Ok. I have four numbers. We are discussing this from the POV of the defender because the question we are asking is “if I take 2 hits, which die should I take them off”?
chanceOfThisToInv is the probability that in the current situation, the attacker will score zero hits on me.
chanceOfInvToThis is the probability that in the reverse of this situation (I scored no hits so now it’s the attacker’s go) I will score zero hits in return on my attacker.
chanceOfThisToWinGivenNotLoop is the probability that *if* I do not score no hits, then I will go on to win. To calculate it, we work out for each possible number of hits what our best move is, and then for that move take the inverse of the possibility of winning (because that’s the situation our attcker will then be in), and multiply it by the probability of scoring that number of hits.
We then divide the total by the total chance of not scoring no hits.
chanceOfInvToLoseGivenNotLoop is calculated correspondingly.
Now, what’s my win probability?
To figure that out, I will have to sumultaneously figure out winProb and invLoseProb, I think, because they depend on one another.

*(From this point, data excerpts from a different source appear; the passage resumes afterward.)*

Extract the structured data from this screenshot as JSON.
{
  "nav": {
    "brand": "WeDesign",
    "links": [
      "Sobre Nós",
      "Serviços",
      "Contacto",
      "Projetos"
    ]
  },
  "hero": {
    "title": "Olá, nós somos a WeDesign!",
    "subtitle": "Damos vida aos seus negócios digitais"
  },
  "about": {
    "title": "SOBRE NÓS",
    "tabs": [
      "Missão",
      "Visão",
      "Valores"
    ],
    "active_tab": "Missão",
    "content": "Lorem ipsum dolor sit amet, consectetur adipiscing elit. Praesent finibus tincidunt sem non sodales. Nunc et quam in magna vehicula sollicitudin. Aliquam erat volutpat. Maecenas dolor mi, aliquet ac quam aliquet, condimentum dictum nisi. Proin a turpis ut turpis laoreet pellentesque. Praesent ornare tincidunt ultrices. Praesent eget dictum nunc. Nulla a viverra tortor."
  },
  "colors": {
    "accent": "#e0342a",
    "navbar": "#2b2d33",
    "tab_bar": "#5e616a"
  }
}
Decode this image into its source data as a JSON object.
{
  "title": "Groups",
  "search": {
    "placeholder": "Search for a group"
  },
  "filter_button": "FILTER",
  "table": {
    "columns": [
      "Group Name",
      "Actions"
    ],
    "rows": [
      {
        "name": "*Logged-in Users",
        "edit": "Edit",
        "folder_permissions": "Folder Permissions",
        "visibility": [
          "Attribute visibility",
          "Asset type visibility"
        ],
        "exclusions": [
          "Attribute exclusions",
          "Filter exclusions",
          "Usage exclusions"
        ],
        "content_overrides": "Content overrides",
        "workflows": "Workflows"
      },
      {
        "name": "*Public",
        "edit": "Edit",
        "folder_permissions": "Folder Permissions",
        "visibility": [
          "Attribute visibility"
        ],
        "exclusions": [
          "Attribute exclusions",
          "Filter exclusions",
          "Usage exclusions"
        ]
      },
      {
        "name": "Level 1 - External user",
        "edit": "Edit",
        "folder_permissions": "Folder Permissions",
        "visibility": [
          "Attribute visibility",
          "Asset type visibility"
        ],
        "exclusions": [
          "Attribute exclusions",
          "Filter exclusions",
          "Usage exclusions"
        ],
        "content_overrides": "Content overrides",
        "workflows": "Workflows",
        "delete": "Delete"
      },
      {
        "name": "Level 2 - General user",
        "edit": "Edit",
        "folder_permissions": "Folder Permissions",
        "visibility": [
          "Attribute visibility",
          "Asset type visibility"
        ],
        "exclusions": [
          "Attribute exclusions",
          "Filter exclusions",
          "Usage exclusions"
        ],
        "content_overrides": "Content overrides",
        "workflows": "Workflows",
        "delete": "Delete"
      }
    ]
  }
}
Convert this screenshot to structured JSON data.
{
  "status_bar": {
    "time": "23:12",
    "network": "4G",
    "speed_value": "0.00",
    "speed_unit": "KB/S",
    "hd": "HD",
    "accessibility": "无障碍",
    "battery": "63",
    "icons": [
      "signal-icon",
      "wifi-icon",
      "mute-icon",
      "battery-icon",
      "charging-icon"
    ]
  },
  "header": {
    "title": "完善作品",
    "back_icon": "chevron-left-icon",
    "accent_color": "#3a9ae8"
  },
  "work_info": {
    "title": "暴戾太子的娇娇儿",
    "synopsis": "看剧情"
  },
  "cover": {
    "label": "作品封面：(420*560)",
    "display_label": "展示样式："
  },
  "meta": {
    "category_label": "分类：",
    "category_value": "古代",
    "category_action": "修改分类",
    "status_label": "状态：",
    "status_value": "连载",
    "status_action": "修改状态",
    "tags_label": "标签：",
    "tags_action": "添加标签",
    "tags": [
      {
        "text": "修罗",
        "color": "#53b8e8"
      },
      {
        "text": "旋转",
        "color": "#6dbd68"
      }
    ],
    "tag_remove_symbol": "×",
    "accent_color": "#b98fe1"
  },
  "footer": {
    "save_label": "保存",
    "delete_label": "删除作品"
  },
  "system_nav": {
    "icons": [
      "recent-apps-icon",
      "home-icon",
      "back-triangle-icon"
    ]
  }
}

First, let’s shrink the size of those variable names
ti = this to inv it = inv to this rw = raw win pobability, ignoring the loop ril = raw invers lose probability, ignoring the loop. wp = win probaibility ilp = inverse lose probability wp = (1-ti) rw + ti ilp ilp = (1-it) ril + it wp
Ahh crapsicks. I hate these. Actually, no I dont, it’s just been a while since I did one.

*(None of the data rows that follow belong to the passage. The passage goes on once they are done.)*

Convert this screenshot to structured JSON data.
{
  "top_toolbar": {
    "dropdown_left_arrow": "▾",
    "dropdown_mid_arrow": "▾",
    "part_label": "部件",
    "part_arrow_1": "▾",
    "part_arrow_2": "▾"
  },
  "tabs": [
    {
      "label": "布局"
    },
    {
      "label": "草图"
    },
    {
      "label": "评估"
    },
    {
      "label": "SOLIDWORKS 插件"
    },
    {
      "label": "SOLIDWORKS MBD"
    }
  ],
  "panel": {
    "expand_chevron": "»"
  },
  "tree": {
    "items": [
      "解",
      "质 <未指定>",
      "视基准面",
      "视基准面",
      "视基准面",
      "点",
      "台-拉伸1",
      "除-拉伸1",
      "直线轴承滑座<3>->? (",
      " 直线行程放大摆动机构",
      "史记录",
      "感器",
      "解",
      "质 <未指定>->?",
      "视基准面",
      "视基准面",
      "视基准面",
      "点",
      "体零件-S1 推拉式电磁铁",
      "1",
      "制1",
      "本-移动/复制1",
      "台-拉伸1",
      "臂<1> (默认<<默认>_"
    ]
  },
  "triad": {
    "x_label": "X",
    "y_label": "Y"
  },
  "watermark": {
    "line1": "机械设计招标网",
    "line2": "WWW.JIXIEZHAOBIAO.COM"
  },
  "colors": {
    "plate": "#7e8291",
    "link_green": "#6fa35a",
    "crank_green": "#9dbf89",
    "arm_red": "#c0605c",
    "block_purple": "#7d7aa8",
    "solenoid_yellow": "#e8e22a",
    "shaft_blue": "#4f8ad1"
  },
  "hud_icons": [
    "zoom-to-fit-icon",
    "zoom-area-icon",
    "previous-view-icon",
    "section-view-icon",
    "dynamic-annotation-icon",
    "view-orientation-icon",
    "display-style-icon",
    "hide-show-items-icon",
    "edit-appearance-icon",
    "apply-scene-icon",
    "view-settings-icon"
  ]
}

wp = (1-ti) rw + ti [ (1-it) ril + it wp ] wp = (1-ti) rw + ti (1-it) ril + ti it wp wp - ti it wp = (1-ti) rw + ti (1-it) ril wp = [ (1-ti) rw + ti (1-it) ril ] / (1 - ti it) ilp = (1-it) ril + it [ (1-ti) rw + ti ilp ] ilp = (1-it) ril + it (1-ti) rw + it ti ilp ilp - it ti ilp = (1-it) ril + it (1-ti) rw ilp = [ (1-it) ril + it (1-ti) rw ] / ( 1 - it ti)
So.
wp = [ (1-ti) rw + ti (1-it) ril ] / (1 - ti it) ilp = [ (1-it) ril + it (1-ti) rw ] / ( 1 - it ti)
Hmm, some common terms there. Rearranging:
wp = [ ti (1-it) ril + (1-ti) rw ] / (1 - it ti) ilp = [ (1-it) ril + it (1-ti) rw ] / ( 1 - it ti)
Damn! Look at all those multiplications of ril by (1-it)! Recall that we divided by 1-it to get to where we are. Maybe we can just use what we already have? I’ll call them ‘simple win’ and ‘simple inverse lose’
wp = [ ti sil + sw ] / (1 - it ti) ilp = [ sil + it sw ] / ( 1 - it ti)
Weird! Can it really be that simple?
On a 1, I lose; on a 2-3, I win; on a 4-0 I pass the dice to you. .1, .2, .7
On a 1-5, you lose. On a 6, you win. On a 7-0, you pass the dice to me. .5, .1, .4
wp = [ .7 .5 + .2 ] / (1 - .28) = .55 / .72 = .763 ilp = [ .5 + .4 .2 ] / ( 1 - .28) = .58 / .72 = .806
The numbers are different because they are in the form of expressing my chance of winning given who is currently holding the dice.
Now, let’s describe the game from the inverse POV.
On a 1-5, I lose. On a 6, I win. On a 7-0, I pass the dice to yoy. .5, .1, .4
On a 1, You lose; on a 2-3, You win; on a 4-0 you pass the dice to me. .1, .2, .7
wp = [ .4 .1 + .1 ] / (1 - .28) = .14 / .72 = ilp = [ .1 + .7 .1 ] / ( 1 - .28) = .17 / .72 =
And you can see that .14+.58 is .72 and .17+.55 is also .72.
I feel good. That’s how I’ll calculate it.